Search
Selasa 20 Januari 2026
  • :
  • :

Rencana Tukar Guling Mitratel, Telkom akan Tunggu Pemerintah Baru

MAJALAH ICt – Jakarta. PT Telekomunikasi Indonesia dikabarkan menunda rencana penjualan PT Dayamitra Telekomunikasi (Mitratel) dengan sistem tukar guling dengan PT Tower Bersama Infrastructure Tbk (TBIG). Rencana ini ditunda menunggu pemerintahan baru yang tinggal kurang dari sebulan.

Mengenai penundaan rencana, hal itu juga sudah disampaikan kepada seluruh pemegang saham. Penundaan juga dikarenakan manajemen ingin melihat bagaimana kebijakan pemerintahan Jokowi-JK ke depan. Meski, menurut sumber, hal itu bukan artinya rencana tukar guling dengan TBIG akan diubah, karena konsepnya sudah demikian matang.

Sebagaimana diketahui, Telkom sebagai induk usaha Mitratel akan memonetisasi Mitratel. Mitratel akan ditukar guling Mitratel dengan TBIG. Telkom berencana untuk mengakuisi TBIG. Caranya, pembayaran akuisisi terhadap TBIG dilakukan dengan menukarkan 49% saham Mitratel. Rencana ini pernah disampaikan Direktur Keuangan Telkom, Honesti Basyir. Honesti mengatakan, Telkomingin menjadi pemain terbesar di bisnis tower dengan mengakuisisi TBIG dan menukarnya dengan 49% saham Mitratel.

Mendengar rencana tersebut, DPR berteriak. Menurut Anggota DPR Komisi VI DPR, Arif Minardi, diduga ada sesuatu di balik aksi korporasi Telkom yang akan melakukan tukar guling saham Mitratel. "Ini menyesatkan publik.
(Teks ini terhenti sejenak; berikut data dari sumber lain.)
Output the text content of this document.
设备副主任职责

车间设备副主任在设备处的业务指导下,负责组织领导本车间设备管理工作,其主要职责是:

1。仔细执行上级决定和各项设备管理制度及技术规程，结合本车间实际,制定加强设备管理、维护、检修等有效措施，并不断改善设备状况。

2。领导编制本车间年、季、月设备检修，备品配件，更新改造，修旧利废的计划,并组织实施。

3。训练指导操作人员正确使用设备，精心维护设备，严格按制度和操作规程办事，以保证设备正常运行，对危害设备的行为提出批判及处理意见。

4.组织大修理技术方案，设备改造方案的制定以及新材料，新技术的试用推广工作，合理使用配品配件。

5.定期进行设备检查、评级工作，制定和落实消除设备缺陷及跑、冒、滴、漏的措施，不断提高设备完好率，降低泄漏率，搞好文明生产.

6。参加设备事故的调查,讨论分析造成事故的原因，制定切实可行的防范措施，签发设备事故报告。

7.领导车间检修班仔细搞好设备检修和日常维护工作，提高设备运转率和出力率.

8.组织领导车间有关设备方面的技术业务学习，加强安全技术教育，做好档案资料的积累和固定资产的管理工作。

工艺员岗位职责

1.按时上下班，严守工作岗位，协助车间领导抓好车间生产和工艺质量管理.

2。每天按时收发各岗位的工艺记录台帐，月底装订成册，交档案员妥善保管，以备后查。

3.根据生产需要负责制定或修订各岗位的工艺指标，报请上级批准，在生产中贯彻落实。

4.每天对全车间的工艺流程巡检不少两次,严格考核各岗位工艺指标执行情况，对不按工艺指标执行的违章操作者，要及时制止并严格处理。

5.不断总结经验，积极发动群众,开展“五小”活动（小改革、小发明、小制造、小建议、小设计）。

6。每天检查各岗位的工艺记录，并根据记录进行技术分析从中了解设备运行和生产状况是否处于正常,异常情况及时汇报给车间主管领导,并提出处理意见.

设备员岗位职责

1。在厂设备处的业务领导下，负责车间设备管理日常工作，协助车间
Ada udang di balik batu manuver Telkom itu," tegasnya. Arif menambahkan, DPR meminta manajemen Telkom tidak melakukan aksi korporasi itu. Sebab, DPR telah menolak rencana penjualan Mitratel karena melanggar Undang-Undang No. 17/2003 tentang Keuangan Negara. Menurutnya, seharusnya Telkom memindahkan aset menara yang ada tersebut ke Mitratel untuk mewujudkan perusahaan tower dengan jumlah 10.000 tower.

Rencana tukar guling memang tidak diketahui publik sebelumnya. Dari berbagai opsi, initial public offering (IPO) atau backdoor listing menjadi opsi utama kebijakan yang akan diputuskan Telkom. Menurut Direktur Innovation & Strategic Portfolio Telkom, Indra Utoyo, sebelum mengerucut pada dua opsi, sebelumnya ada lima opsi yang dijadikan pertimbangan bagi Telkom mengenai akan diapakan Mitratel. Opsi itu adalah djual, backdoor listing, merger, IPO atau tidak dilakukan tindakan apa-apa terhadap Mitratel.

"Dari lima opsi tersebut, telah dipilih dua, yaitu IPO dan backdoor listing. Namun, keputusan baru akan diambil pada kuartal ketiga tahun ini," ungkap Indra. Ditambahkan Indra, ke depan Mitratel juga akan difokuskan pada bisnis menara telekomukasi. Bisnis lainnya selain tower, akan dipndahkan ke Infratel. "Implementasinya mungkin dimulai awal 2015," ujar Indra.